Una perfetta continuità
tra fascismo e repubblica antifascista di cui portiamo ancora i segni come
dimostra il codice penale vigente (di epoca fascista), le legislazioni
emergenziali che dagli anni settanta arrivano ai nostri giorni, potenziate dai
pacchetti sicurezza approvati anche dai governi di centro sinistra.
Fare i conti con il
fascismo e le sue eredità dovrebbe indurre ad esempio l’Anpi a prendere le
distanze dalle celebrazioni di rito a livello istituzionale, a rimettere in
discussione il passato colonialista oggi preso ad esempio come modello di
eroismo e sistema valoriale da trasmettere alle giovani generazioni. Al
contempo ogni pretesto è buono per favorire la militarizzazione delle scuole,
per celebrare la presenza di Fondazioni legate alle imprese belliche negli
atenei ove sono sono attive per indirizzare la ricerca a fini di guerra, per
produrre tecnologie dual use che ritroveremo ampiamente utilizzate in campo
militare.
Il 25 aprile da tempo non è la festa dell’antifascismo ma si presta invece come pretesto per operazioni di revisionismo storico e politico, per giustificare o edulcorare il fascismo storico, per gettare le basi della dilagante militarizzazione del corpo sociale. Noi siamo convinti che non ci sia alcuna possibilità di affermare un sistema valoriale antifascista senza pratiche conseguenti. Parlavamo un tempo di antifascismo militante che non si è solo concretizzato nella aperta contestazione dei continuatori del fascismo nei nostri giorni ma in una costante azione di denuncia delle nefaste influenze che il fascismo (ancora oggi) manifesta sotto l’egida dell’antifascismo istituzionale. Del resto affidarci a esponenti del Governo o affiancarli nelle cerimonie ufficiali appare un autentico oltraggio agli antifascisti.

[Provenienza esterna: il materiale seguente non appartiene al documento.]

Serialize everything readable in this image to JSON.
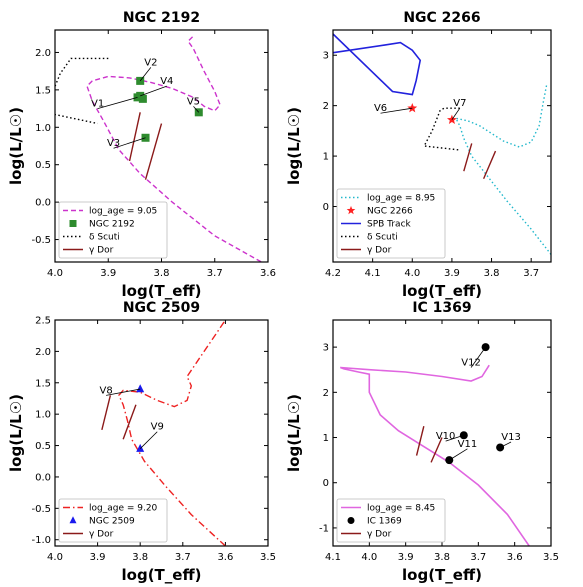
{
  "chart_data": [
    {
      "type": "scatter",
      "title": "NGC 2192",
      "xlabel": "log(T_eff)",
      "ylabel": "log(L/L☉)",
      "xlim": [
        4.0,
        3.6
      ],
      "ylim": [
        -0.8,
        2.3
      ],
      "xticks": [
        "4.0",
        "3.9",
        "3.8",
        "3.7",
        "3.6"
      ],
      "yticks": [
        "-0.5",
        "0.0",
        "0.5",
        "1.0",
        "1.5",
        "2.0"
      ],
      "legend": [
        "log_age = 9.05",
        "NGC 2192",
        "δ Scuti",
        "γ Dor"
      ],
      "legend_position": "lower-left",
      "series": [
        {
          "name": "log_age = 9.05",
          "style": "dashed",
          "color": "#cc33cc",
          "points": [
            [
              3.6,
              -0.85
            ],
            [
              3.7,
              -0.45
            ],
            [
              3.78,
              0.0
            ],
            [
              3.84,
              0.38
            ],
            [
              3.88,
              0.7
            ],
            [
              3.91,
              1.1
            ],
            [
              3.93,
              1.35
            ],
            [
              3.94,
              1.55
            ],
            [
              3.93,
              1.62
            ],
            [
              3.9,
              1.68
            ],
            [
              3.86,
              1.66
            ],
            [
              3.82,
              1.6
            ],
            [
              3.78,
              1.52
            ],
            [
              3.74,
              1.4
            ],
            [
              3.72,
              1.28
            ],
            [
              3.7,
              1.22
            ],
            [
              3.69,
              1.3
            ],
            [
              3.7,
              1.48
            ],
            [
              3.72,
              1.75
            ],
            [
              3.74,
              2.05
            ],
            [
              3.75,
              2.15
            ],
            [
              3.74,
              2.22
            ]
          ]
        },
        {
          "name": "NGC 2192",
          "style": "marker",
          "marker": "square",
          "color": "#2e8b2e",
          "points": [
            [
              3.84,
              1.62
            ],
            [
              3.84,
              1.42
            ],
            [
              3.835,
              1.38
            ],
            [
              3.845,
              1.4
            ],
            [
              3.73,
              1.2
            ],
            [
              3.83,
              0.86
            ]
          ]
        },
        {
          "name": "δ Scuti",
          "style": "dotted",
          "color": "#000000",
          "points": [
            [
              3.9,
              1.92
            ],
            [
              3.95,
              1.92
            ],
            [
              3.97,
              1.92
            ],
            [
              3.98,
              1.82
            ],
            [
              3.99,
              1.72
            ],
            [
              4.02,
              1.2
            ],
            [
              3.92,
              1.05
            ]
          ]
        },
        {
          "name": "γ Dor",
          "style": "segments",
          "color": "#8b1a1a",
          "segments": [
            [
              [
                3.86,
                0.55
              ],
              [
                3.84,
                1.2
              ]
            ],
            [
              [
                3.83,
                0.3
              ],
              [
                3.8,
                1.05
              ]
            ]
          ]
        }
      ],
      "annotations": [
        {
          "text": "V2",
          "point": [
            3.84,
            1.62
          ],
          "label_pos": [
            3.82,
            1.8
          ]
        },
        {
          "text": "V4",
          "point": [
            3.84,
            1.42
          ],
          "label_pos": [
            3.79,
            1.55
          ]
        },
        {
          "text": "V1",
          "point": [
            3.845,
            1.4
          ],
          "label_pos": [
            3.92,
            1.25
          ]
        },
        {
          "text": "V5",
          "point": [
            3.73,
            1.2
          ],
          "label_pos": [
            3.74,
            1.28
          ]
        },
        {
          "text": "V3",
          "point": [
            3.83,
            0.86
          ],
          "label_pos": [
            3.89,
            0.72
          ]
        }
      ]
    },
    {
      "type": "scatter",
      "title": "NGC 2266",
      "xlabel": "log(T_eff)",
      "ylabel": "log(L/L☉)",
      "xlim": [
        4.2,
        3.65
      ],
      "ylim": [
        -1.1,
        3.5
      ],
      "xticks": [
        "4.2",
        "4.1",
        "4.0",
        "3.9",
        "3.8",
        "3.7"
      ],
      "yticks": [
        "0",
        "1",
        "2",
        "3"
      ],
      "legend": [
        "log_age = 8.95",
        "NGC 2266",
        "SPB Track",
        "δ Scuti",
        "γ Dor"
      ],
      "legend_position": "lower-left",
      "series": [
        {
          "name": "log_age = 8.95",
          "style": "dotted",
          "color": "#22b8cc",
          "points": [
            [
              3.65,
              -0.95
            ],
            [
              3.7,
              -0.45
            ],
            [
              3.76,
              0.1
            ],
            [
              3.81,
              0.6
            ],
            [
              3.85,
              1.0
            ],
            [
              3.87,
              1.35
            ],
            [
              3.88,
              1.6
            ],
            [
              3.89,
              1.75
            ],
            [
              3.86,
              1.7
            ],
            [
              3.83,
              1.6
            ],
            [
              3.8,
              1.45
            ],
            [
              3.77,
              1.3
            ],
            [
              3.73,
              1.18
            ],
            [
              3.7,
              1.28
            ],
            [
              3.68,
              1.6
            ],
            [
              3.67,
              2.05
            ],
            [
              3.66,
              2.45
            ]
          ]
        },
        {
          "name": "NGC 2266",
          "style": "marker",
          "marker": "star",
          "color": "#ff2222",
          "points": [
            [
              4.0,
              1.95
            ],
            [
              3.9,
              1.72
            ]
          ]
        },
        {
          "name": "SPB Track",
          "style": "solid",
          "color": "#2222dd",
          "points": [
            [
              4.2,
              3.42
            ],
            [
              4.05,
              2.28
            ],
            [
              4.0,
              2.22
            ],
            [
              3.99,
              2.5
            ],
            [
              3.98,
              2.9
            ],
            [
              4.0,
              3.1
            ],
            [
              4.03,
              3.25
            ],
            [
              4.07,
              3.2
            ],
            [
              4.2,
              3.05
            ]
          ]
        },
        {
          "name": "δ Scuti",
          "style": "dotted",
          "color": "#000000",
          "points": [
            [
              3.88,
              1.95
            ],
            [
              3.92,
              1.95
            ],
            [
              3.93,
              1.9
            ],
            [
              3.95,
              1.5
            ],
            [
              3.97,
              1.2
            ],
            [
              3.88,
              1.12
            ]
          ]
        },
        {
          "name": "γ Dor",
          "style": "segments",
          "color": "#8b1a1a",
          "segments": [
            [
              [
                3.87,
                0.7
              ],
              [
                3.85,
                1.25
              ]
            ],
            [
              [
                3.82,
                0.55
              ],
              [
                3.79,
                1.1
              ]
            ]
          ]
        }
      ],
      "annotations": [
        {
          "text": "V6",
          "point": [
            4.0,
            1.95
          ],
          "label_pos": [
            4.08,
            1.85
          ]
        },
        {
          "text": "V7",
          "point": [
            3.9,
            1.72
          ],
          "label_pos": [
            3.88,
            1.95
          ]
        }
      ]
    },
    {
      "type": "scatter",
      "title": "NGC 2509",
      "xlabel": "log(T_eff)",
      "ylabel": "log(L/L☉)",
      "xlim": [
        4.0,
        3.5
      ],
      "ylim": [
        -1.1,
        2.5
      ],
      "xticks": [
        "4.0",
        "3.9",
        "3.8",
        "3.7",
        "3.6",
        "3.5"
      ],
      "yticks": [
        "-1.0",
        "-0.5",
        "0.0",
        "0.5",
        "1.0",
        "1.5",
        "2.0",
        "2.5"
      ],
      "legend": [
        "log_age = 9.20",
        "NGC 2509",
        "γ Dor"
      ],
      "legend_position": "lower-left",
      "series": [
        {
          "name": "log_age = 9.20",
          "style": "dashdot",
          "color": "#ee2222",
          "points": [
            [
              3.6,
              -1.1
            ],
            [
              3.68,
              -0.6
            ],
            [
              3.74,
              -0.15
            ],
            [
              3.79,
              0.25
            ],
            [
              3.82,
              0.6
            ],
            [
              3.83,
              0.9
            ],
            [
              3.84,
              1.15
            ],
            [
              3.85,
              1.3
            ],
            [
              3.84,
              1.38
            ],
            [
              3.8,
              1.35
            ],
            [
              3.76,
              1.22
            ],
            [
              3.72,
              1.12
            ],
            [
              3.69,
              1.22
            ],
            [
              3.68,
              1.45
            ],
            [
              3.69,
              1.6
            ],
            [
              3.66,
              1.9
            ],
            [
              3.62,
              2.3
            ],
            [
              3.6,
              2.5
            ]
          ]
        },
        {
          "name": "NGC 2509",
          "style": "marker",
          "marker": "triangle",
          "color": "#1a1aee",
          "points": [
            [
              3.8,
              1.4
            ],
            [
              3.8,
              0.45
            ]
          ]
        },
        {
          "name": "γ Dor",
          "style": "segments",
          "color": "#8b1a1a",
          "segments": [
            [
              [
                3.89,
                0.75
              ],
              [
                3.87,
                1.3
              ]
            ],
            [
              [
                3.84,
                0.6
              ],
              [
                3.81,
                1.15
              ]
            ]
          ]
        }
      ],
      "annotations": [
        {
          "text": "V8",
          "point": [
            3.8,
            1.4
          ],
          "label_pos": [
            3.88,
            1.3
          ]
        },
        {
          "text": "V9",
          "point": [
            3.8,
            0.45
          ],
          "label_pos": [
            3.76,
            0.72
          ]
        }
      ]
    },
    {
      "type": "scatter",
      "title": "IC 1369",
      "xlabel": "log(T_eff)",
      "ylabel": "log(L/L☉)",
      "xlim": [
        4.1,
        3.5
      ],
      "ylim": [
        -1.4,
        3.6
      ],
      "xticks": [
        "4.1",
        "4.0",
        "3.9",
        "3.8",
        "3.7",
        "3.6",
        "3.5"
      ],
      "yticks": [
        "-1",
        "0",
        "1",
        "2",
        "3"
      ],
      "legend": [
        "log_age = 8.45",
        "IC 1369",
        "γ Dor"
      ],
      "legend_position": "lower-left",
      "series": [
        {
          "name": "log_age = 8.45",
          "style": "solid",
          "color": "#e066e0",
          "points": [
            [
              3.56,
              -1.4
            ],
            [
              3.62,
              -0.7
            ],
            [
              3.7,
              -0.05
            ],
            [
              3.78,
              0.45
            ],
            [
              3.86,
              0.85
            ],
            [
              3.92,
              1.15
            ],
            [
              3.97,
              1.5
            ],
            [
              4.0,
              2.0
            ],
            [
              4.0,
              2.4
            ],
            [
              4.03,
              2.45
            ],
            [
              4.07,
              2.52
            ],
            [
              4.08,
              2.55
            ],
            [
              4.0,
              2.5
            ],
            [
              3.9,
              2.45
            ],
            [
              3.8,
              2.35
            ],
            [
              3.72,
              2.25
            ],
            [
              3.69,
              2.35
            ],
            [
              3.67,
              2.6
            ]
          ]
        },
        {
          "name": "IC 1369",
          "style": "marker",
          "marker": "circle",
          "color": "#000000",
          "points": [
            [
              3.68,
              3.0
            ],
            [
              3.74,
              1.05
            ],
            [
              3.78,
              0.5
            ],
            [
              3.64,
              0.78
            ]
          ]
        },
        {
          "name": "γ Dor",
          "style": "segments",
          "color": "#8b1a1a",
          "segments": [
            [
              [
                3.87,
                0.6
              ],
              [
                3.85,
                1.25
              ]
            ],
            [
              [
                3.83,
                0.45
              ],
              [
                3.8,
                1.0
              ]
            ]
          ]
        }
      ],
      "annotations": [
        {
          "text": "V12",
          "point": [
            3.68,
            3.0
          ],
          "label_pos": [
            3.72,
            2.55
          ]
        },
        {
          "text": "V10",
          "point": [
            3.74,
            1.05
          ],
          "label_pos": [
            3.79,
            0.92
          ]
        },
        {
          "text": "V11",
          "point": [
            3.78,
            0.5
          ],
          "label_pos": [
            3.73,
            0.75
          ]
        },
        {
          "text": "V13",
          "point": [
            3.64,
            0.78
          ],
          "label_pos": [
            3.61,
            0.9
          ]
        }
      ]
    }
  ]
}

Da quando nel 2019 il Parlamento Europeo ha equiparato nazismo e comunismo con il voto favorevole del centro sinistra, è entrata nel vivo una autentica riscrittura della storia novecentesca a uso e consumo del bellicismo imperante. Ma prima ancora di quella infame Risoluzione erano arrivate le esaltazioni, ai tempi della guerra nella ex Jugoslavia, degli ustascia e dei cetnici o lo sdoganamento dei ragazzi di Salò.
Un autentico revisionismo
politico e storico che avviene puntualmente anche con la equiparazione
dell’antisionismo con l’antisemitismo per giustificare l’operato di Israele e
in casa nostra con la militarizzazione delle scuole, con le stragi di migranti
nel Mediterraneo verso cui diffusa è l’ignavia o la noncuranza.
E in questo contesto prende corpo quel famigerato luogo comune secondo il quale la storia andrebbe lasciata in pace o relegata ai libri (che ormai in pochi leggono) perchè oggi sarebbero presenti ben altre minacce all’orizzonte, quelle minacce costruite ad arte per dividere i ceti popolari e per giustificare il ricorso strutturale alla guerra, alla militarizzazione e all’austerità salariale che ormai sono le armi, ideologiche e politiche, con le quali vanno costruendo, nel nome della produttività, il mercato unico europeo.